Mr. Trump’s evident faith in his ability to seal a deal with Mr. Putin mystifies veteran national security officials who have dealt with Russia over the years.
“We should be talking to them in the same way that we talked to Soviet leaders throughout the Cold War,” said Celeste A. Wallander, who dealt with Russia and Ukraine issues as assistant secretary of defense under President Joseph R. Biden Jr. “Which is you don’t trust them.”
“When you do negotiations,” she continued, “you do them with the presumption that they will violate them. You try to find overlapping interests, but recognize that our interests are fundamentally in conflict and we’re trying to manage a dangerous adversary, not become best friends.”
Speaking with reporters on Tuesday, Mr. Trump made it sound as if he did consider Russia to be a friend — but not Ukraine. “Russia wants to do something,” he said. “They want to stop the savage barbarianism.”

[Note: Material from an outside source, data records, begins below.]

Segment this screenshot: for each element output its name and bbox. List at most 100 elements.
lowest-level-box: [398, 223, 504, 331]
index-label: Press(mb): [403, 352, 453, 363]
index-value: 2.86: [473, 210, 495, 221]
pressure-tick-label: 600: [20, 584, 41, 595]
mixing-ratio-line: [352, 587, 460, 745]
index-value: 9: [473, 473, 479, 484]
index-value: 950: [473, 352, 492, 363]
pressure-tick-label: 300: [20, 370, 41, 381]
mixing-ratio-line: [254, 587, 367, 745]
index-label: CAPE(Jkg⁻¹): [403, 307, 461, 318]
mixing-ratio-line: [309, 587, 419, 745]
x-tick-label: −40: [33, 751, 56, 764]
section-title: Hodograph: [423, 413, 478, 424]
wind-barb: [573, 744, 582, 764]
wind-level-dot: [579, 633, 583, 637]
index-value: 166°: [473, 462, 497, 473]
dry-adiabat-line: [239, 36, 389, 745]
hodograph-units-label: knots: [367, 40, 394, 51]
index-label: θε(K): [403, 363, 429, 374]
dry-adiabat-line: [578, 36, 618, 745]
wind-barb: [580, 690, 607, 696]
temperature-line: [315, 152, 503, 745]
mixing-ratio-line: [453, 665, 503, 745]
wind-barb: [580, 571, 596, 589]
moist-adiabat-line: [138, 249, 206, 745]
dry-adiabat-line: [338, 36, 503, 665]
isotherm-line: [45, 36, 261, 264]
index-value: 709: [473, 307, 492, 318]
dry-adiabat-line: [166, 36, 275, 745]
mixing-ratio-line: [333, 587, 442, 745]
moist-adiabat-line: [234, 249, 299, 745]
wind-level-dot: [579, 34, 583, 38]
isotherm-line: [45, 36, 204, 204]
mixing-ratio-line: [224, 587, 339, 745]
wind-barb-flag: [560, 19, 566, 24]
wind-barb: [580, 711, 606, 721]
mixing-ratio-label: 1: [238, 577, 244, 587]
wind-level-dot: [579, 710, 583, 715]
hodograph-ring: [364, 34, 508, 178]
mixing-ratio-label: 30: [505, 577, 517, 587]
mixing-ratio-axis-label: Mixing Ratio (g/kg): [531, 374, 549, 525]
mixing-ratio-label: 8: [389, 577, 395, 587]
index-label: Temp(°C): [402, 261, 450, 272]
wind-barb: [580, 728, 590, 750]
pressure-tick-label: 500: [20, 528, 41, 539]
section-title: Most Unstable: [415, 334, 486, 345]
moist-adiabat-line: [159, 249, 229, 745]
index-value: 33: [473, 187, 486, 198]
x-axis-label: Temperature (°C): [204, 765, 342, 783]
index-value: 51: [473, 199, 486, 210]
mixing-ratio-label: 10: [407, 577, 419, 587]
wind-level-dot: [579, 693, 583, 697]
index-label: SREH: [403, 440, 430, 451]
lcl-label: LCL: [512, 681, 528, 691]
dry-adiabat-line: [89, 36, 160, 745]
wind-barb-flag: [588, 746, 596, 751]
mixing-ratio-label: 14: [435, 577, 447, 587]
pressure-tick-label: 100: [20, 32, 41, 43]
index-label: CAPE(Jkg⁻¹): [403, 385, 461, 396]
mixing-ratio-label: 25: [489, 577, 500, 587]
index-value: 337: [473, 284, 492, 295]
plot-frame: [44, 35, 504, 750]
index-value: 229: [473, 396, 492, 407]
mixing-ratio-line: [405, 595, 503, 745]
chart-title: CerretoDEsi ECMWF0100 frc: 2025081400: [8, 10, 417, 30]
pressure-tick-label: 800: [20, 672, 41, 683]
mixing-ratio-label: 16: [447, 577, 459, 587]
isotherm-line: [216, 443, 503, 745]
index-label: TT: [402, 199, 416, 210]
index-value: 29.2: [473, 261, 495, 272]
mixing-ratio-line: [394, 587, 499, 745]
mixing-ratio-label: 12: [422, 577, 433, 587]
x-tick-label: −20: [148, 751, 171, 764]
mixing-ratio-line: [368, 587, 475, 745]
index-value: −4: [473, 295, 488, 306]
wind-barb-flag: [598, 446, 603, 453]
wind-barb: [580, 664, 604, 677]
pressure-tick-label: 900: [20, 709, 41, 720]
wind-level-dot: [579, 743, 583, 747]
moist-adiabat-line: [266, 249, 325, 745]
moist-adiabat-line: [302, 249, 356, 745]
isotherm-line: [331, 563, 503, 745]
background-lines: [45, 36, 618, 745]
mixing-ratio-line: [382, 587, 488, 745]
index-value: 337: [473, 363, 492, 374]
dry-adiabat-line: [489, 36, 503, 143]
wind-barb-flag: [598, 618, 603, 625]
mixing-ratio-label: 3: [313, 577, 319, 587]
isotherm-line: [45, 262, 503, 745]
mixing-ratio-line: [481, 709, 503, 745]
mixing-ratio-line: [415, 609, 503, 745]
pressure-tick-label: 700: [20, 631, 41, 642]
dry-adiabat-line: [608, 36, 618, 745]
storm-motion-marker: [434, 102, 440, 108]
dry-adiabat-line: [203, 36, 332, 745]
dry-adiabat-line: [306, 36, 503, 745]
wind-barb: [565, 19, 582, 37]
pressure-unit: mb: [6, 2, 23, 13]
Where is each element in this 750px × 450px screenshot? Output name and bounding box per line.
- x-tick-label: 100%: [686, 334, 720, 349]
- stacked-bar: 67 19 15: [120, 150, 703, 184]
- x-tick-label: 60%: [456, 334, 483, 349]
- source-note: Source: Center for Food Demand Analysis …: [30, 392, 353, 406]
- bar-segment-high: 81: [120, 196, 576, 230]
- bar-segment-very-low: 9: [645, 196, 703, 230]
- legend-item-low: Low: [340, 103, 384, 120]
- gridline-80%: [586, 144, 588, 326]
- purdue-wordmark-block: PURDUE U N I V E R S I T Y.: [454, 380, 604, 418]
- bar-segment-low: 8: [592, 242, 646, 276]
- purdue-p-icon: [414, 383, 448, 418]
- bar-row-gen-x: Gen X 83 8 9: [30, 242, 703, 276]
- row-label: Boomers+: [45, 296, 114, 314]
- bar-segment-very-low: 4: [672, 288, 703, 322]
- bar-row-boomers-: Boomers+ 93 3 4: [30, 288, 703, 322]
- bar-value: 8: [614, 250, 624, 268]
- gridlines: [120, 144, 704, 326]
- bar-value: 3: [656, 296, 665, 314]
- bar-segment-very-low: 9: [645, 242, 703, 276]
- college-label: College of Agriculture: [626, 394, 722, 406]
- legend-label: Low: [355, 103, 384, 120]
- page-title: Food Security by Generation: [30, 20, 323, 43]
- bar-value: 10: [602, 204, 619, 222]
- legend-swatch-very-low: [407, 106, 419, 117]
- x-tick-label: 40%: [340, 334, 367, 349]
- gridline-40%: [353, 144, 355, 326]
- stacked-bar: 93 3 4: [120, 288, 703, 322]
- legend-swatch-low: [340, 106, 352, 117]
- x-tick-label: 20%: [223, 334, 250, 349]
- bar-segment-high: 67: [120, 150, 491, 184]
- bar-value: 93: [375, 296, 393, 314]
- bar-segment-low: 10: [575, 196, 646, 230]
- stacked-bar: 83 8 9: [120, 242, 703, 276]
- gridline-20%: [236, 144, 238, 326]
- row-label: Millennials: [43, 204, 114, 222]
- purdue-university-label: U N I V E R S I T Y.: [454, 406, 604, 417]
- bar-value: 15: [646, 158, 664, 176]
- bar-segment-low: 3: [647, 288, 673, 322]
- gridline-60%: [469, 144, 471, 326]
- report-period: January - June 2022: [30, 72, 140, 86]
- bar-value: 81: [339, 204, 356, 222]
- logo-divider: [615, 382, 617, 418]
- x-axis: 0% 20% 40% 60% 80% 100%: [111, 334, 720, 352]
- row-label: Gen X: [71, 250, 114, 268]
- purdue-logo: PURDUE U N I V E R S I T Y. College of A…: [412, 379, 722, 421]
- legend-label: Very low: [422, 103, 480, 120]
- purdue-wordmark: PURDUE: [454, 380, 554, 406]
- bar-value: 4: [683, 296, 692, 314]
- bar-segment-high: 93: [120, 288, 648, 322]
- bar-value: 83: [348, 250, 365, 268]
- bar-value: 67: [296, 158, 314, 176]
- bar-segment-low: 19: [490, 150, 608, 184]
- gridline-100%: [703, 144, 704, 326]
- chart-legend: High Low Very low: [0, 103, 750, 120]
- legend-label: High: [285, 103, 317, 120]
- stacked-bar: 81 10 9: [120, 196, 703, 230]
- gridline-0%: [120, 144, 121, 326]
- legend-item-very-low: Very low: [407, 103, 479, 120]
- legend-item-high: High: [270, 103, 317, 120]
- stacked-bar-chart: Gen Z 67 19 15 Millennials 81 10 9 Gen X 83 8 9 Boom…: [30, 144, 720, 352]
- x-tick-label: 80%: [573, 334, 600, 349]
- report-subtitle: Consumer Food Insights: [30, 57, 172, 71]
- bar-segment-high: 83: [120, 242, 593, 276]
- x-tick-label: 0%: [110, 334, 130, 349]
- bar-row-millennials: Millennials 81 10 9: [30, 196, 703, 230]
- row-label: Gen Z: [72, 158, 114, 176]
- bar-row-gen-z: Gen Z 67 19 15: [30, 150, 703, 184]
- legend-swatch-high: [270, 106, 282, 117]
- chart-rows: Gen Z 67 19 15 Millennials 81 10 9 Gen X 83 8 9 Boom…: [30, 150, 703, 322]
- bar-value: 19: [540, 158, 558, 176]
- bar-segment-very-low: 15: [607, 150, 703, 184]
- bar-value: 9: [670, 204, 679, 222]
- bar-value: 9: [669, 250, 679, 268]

Mr. Trump expressed dismay about the killing and destruction wrought by what he called a “senseless war,” comparing scenes from the front to the Battle of Gettysburg with “body parts all over the field.” Ukraine, he said, was “being wiped out” and the war had to end. But he did not say who was wiping out Ukraine, leaving it clear he faulted its own leaders and dismissing their insistence to be part of any negotiations.
“I hear that they’re upset about not having a seat,” Mr. Trump said. “Well, they’ve had a seat for three years. And a long time before that. This could have been settled very easily. Just a half-baked negotiator could have settled this years ago without, I think, without the loss of much land, very little land. Without the loss of any lives. And without the loss of cities that are just laying on their sides.”
He repeated his claim that the invasion would not have happened had he been president, ignoring the fact that Russian-sponsored forces had waged war inside Ukraine all four years of his first term. “I could have made a deal for Ukraine that would have given them almost all of the land,” he said without explaining why he did not try to negotiate peace when he was in office.
As he often does, Mr. Trump flavored his comments with multiple false claims. Among them, he said that the United States has contributed three times as much aid to Ukraine since the war started as Europe has. In fact, according to the Kiel Institute for the World Economy, Europe has allocated $138 billion compared with $119 billion from the United States.
He also denigrated President Volodymyr Zelensky of Ukraine, saying more than once that “he’s down at 4 percent in approval rating.” In fact, Mr. Zelensky’s approval rating has fallen from its once-stratospheric heights, but only to around 50 percent — not that different from Mr. Trump’s own.
Mr. Trump also agreed with a Russian talking point that Ukraine should have new elections to play a part in negotiations. “Yeah, I would say that when they want a seat at the table, you could say the people have to — wouldn’t the people of Ukraine have to say, like, you know, it’s been a long time since we had an election?” he said. “That’s not a Russia thing. That’s something coming from me and coming from many other countries also.”
What other countries he did not say. Nor did he say anything about the need for elections in Russia, where any voting is controlled by the Kremlin and its allies.
Mr. Trump’s remarks were not scripted and came in response to questions by reporters. But they reflected how he sees the situation and foreshadowed the next few months. They also sent fresh shock waves through Europe, which is coming to grips with the fact that its chief ally in the new cold war no longer sees itself that way.
“Some of the most shameful comments uttered by a president in my lifetime,” Ian Bond, deputy director of the Center for European Reform in London, wrote online. “Trump is siding with the aggressor, blaming the victim. In the Kremlin they must be jumping for joy.”